How do I set them free when I am not free? How do I teach them to listen to their small voices when I can’t hear my own anymore? How can I hear their small voices and move beyond the quiet numb disconnection of relationships that revolve around schedules and plans and who’s turn it is to do the dishes? If I hide my own wildness, how will they know to protect theirs, to nourish and nurture it, to endure pain for it, to hold onto it as precious when all else has washed overboard?
I adore being a mother. The skinless agony of disability and loss are clothed so gently in this role. A child turned up at my door in the night, sweet with love and bloodied with betrayal and my heart opened to fit her as if I’d been waiting for her all my life. Something wretched in my soul started to sing. Another child I birthed roaring in the dark water, endured so much for the ecstatic pleasure of her tiny head resting on my chest.
Being a mother terrifies me. The generic straight-jacket of a role with so little diversity or individuality, so aggressively policed. Mother and Artist are so often positioned as opposite roles, contradictory life choices. Mothers don’t make Art, they ‘craft’. Their raw outpourings about life at 3am are merely ‘mommy blogs’. Exalted beyond angels and bound into rules of self-sacrifice and humility, we are not really human anymore. We are transformed into a wholly other thing that consumes all traces of what we once might have been.

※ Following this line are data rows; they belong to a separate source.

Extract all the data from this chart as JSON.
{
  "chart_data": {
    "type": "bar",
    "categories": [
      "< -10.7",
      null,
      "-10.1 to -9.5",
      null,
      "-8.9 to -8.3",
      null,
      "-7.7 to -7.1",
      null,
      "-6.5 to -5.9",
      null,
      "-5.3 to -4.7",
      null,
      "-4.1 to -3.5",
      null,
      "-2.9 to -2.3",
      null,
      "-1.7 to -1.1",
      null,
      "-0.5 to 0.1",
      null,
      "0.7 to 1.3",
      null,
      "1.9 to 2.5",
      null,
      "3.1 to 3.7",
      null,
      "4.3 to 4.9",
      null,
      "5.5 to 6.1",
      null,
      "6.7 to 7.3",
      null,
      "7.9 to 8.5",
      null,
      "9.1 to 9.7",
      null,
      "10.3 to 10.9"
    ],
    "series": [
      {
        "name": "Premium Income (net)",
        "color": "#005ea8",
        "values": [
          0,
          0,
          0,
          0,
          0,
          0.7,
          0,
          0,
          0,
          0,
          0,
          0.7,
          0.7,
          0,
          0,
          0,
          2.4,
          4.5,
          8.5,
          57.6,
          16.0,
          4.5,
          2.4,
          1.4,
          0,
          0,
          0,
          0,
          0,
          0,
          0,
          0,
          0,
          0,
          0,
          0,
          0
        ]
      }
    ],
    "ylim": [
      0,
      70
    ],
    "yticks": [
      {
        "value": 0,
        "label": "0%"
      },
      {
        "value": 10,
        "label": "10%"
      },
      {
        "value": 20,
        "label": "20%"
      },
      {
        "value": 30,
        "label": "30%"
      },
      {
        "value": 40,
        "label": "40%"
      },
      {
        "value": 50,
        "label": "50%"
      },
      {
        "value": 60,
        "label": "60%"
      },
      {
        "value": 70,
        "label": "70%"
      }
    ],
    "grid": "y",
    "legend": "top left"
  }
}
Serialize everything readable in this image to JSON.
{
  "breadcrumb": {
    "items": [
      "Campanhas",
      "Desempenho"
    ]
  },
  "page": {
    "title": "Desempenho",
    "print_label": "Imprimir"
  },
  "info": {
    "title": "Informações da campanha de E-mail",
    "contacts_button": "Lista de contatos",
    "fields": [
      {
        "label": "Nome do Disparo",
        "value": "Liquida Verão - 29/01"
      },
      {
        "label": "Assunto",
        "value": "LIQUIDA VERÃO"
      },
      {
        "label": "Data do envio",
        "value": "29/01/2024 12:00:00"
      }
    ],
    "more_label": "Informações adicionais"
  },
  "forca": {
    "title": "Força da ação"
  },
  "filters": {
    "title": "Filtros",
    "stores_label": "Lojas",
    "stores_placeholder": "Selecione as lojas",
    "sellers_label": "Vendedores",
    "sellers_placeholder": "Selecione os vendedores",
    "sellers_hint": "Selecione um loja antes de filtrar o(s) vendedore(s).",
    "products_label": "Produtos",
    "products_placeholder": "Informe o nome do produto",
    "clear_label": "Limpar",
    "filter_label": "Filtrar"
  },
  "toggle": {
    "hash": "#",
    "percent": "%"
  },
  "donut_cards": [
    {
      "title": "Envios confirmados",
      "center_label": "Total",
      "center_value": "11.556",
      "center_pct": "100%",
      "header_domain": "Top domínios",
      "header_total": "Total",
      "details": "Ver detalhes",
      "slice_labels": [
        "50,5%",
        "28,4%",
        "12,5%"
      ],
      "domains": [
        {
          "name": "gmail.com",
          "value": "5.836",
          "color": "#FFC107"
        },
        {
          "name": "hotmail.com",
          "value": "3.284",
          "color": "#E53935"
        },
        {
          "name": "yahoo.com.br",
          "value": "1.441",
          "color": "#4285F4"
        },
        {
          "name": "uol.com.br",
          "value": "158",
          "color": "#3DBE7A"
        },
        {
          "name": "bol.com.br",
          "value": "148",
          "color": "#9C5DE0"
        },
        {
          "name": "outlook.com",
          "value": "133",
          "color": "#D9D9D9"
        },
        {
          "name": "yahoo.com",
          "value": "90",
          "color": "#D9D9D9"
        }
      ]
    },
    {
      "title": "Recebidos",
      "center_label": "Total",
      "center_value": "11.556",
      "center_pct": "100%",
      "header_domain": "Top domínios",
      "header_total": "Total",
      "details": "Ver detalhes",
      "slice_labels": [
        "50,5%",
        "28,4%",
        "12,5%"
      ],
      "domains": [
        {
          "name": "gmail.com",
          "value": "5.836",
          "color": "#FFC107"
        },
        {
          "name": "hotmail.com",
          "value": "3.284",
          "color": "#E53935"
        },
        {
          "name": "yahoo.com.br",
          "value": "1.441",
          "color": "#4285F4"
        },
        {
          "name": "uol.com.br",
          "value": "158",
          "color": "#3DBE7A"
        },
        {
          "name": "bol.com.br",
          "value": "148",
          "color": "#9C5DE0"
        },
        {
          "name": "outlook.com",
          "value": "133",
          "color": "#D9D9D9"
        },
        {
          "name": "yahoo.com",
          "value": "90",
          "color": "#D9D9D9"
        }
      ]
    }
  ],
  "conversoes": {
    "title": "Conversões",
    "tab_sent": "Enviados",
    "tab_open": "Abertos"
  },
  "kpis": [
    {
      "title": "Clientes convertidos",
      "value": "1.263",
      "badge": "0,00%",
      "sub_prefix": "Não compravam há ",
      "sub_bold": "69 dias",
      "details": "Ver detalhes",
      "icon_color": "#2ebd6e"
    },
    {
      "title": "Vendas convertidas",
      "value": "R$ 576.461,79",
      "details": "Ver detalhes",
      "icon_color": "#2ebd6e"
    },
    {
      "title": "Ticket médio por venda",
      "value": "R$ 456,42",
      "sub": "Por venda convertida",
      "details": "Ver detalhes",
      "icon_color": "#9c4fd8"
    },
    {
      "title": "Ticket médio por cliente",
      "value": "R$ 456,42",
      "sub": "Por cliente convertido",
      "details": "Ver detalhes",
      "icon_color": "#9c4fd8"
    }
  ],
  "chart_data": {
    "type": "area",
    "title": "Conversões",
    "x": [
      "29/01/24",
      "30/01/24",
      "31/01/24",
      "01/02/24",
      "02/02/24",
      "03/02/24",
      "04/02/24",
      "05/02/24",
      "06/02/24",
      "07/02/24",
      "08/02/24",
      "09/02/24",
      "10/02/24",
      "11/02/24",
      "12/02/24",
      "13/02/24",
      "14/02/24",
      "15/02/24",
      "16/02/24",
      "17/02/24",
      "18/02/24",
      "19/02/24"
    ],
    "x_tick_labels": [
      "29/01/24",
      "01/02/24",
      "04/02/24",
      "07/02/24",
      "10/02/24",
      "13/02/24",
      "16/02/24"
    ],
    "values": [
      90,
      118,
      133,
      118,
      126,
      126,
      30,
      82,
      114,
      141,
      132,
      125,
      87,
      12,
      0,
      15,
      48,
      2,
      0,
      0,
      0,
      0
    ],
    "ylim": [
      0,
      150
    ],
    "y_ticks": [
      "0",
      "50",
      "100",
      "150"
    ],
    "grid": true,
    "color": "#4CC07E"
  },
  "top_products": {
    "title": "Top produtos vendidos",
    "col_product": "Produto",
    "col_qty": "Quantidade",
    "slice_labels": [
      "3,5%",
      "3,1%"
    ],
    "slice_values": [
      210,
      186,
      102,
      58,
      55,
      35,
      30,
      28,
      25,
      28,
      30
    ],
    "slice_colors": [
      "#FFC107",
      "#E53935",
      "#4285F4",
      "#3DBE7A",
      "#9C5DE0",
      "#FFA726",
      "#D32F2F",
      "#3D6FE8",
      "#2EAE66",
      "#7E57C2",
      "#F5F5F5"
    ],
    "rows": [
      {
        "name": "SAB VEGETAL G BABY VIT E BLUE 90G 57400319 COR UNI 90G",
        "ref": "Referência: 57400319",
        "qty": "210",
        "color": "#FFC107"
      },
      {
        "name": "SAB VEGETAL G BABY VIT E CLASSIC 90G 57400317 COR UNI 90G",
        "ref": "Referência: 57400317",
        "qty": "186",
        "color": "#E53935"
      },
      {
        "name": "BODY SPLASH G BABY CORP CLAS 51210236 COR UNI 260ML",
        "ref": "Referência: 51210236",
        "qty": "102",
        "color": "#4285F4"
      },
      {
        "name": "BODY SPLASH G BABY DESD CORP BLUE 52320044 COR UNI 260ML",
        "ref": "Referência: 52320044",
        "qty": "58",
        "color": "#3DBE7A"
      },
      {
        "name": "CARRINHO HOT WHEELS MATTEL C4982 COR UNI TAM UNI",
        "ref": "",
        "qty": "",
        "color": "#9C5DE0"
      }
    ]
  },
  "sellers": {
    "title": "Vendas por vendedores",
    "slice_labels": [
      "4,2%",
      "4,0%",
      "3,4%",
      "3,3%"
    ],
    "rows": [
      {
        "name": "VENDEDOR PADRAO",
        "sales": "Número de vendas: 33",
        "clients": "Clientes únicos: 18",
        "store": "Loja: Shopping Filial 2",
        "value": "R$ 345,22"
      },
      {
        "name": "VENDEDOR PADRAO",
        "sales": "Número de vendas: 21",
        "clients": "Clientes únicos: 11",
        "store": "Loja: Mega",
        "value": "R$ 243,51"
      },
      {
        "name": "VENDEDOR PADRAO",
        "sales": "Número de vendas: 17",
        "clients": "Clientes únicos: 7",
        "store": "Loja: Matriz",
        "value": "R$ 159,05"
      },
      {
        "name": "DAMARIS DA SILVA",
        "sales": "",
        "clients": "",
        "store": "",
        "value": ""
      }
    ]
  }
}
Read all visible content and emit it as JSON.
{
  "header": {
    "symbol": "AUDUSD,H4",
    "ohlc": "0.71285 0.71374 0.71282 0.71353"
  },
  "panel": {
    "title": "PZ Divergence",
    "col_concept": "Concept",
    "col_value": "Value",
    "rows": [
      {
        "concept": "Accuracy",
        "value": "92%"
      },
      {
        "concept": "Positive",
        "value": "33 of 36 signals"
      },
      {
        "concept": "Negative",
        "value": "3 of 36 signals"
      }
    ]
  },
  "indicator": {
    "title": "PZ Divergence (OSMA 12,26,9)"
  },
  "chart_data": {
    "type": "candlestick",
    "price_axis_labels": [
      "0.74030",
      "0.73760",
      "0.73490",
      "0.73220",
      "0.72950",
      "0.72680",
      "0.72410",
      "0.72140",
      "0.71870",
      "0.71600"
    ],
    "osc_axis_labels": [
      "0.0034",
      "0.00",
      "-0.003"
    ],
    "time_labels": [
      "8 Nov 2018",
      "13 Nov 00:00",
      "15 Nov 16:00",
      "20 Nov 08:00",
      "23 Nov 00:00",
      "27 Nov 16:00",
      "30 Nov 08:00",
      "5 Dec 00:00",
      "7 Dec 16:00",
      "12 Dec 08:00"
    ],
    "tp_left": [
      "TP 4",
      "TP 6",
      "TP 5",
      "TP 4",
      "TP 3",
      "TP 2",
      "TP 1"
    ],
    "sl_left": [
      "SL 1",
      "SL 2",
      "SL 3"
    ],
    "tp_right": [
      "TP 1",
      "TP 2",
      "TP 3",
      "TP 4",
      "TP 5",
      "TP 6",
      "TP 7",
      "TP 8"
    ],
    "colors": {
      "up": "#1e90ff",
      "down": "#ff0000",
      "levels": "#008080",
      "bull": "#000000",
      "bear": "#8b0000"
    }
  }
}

Wise friends counsel me – it’s okay to be afraid. Maybe my task isn’t to map myself to the role of motherhood, it’s to change the role around me so that I can take it on with more authenticity, who I am, as I am. Stretching it out like shoes and bringing more and more of my self into it. Making it rich and strange and complex. I can feel the shadow cast by the needs of child or friend and fit myself to it, almost perfectly, like mixing a cake from the right ingredients. So much of me is then left waiting in the wings, in the small hours of the night. As hard as it is for me to bring them into the light, it’s so hard too for those around us to let go of that perfect role, to not hold each other to play parts in our own lives where they are fitted to our empty places, but allow them to be human – stranger, deeper, more contradictory, more free of us, outside of our understanding, walking their own paths. Is there room for that freedom in such an intense relationship as Mother and Child? How can I teach a child to be free in love, if I don’t feel free? To hold tightly without crushing. To love deeply without caging.
Tonight, Rose drove us all into the hills to feel the wind on our faces. We are no longer solitary lovers, now we navigate a family of needs and perspectives. Poppy wails in the car and Star is stressed by the millipedes in the toilets at the park. And yet we still find a little sense of freedom. I stand barefoot beneath the trees, a very long way away from the shiny halls of power where the windows never open and no breeze ever dances, and I remember that I am human.
On a park bench in the gathering cold of the Autumn evening, I hand express milk from an overfull breast onto the soil. Knees apart I cradle Poppy in my lap and she nurses as I watch the birds swooping in the pines, the light falling through the poplars with their tattered, pocked leaves.
This is the task, as it always is, in so many forms throughout my life. To find ways to be human, to honour the humanity, the vulnerability, the darkness, and the transcendent in each of us. This is the space between Mother and Child. I walk Star to the toilet and praise her courage honestly. I hold a millipede in my hand. I nurse Poppy on the park table, leaves under my bare feet, my milk spilled on the cold earth. There is Art here.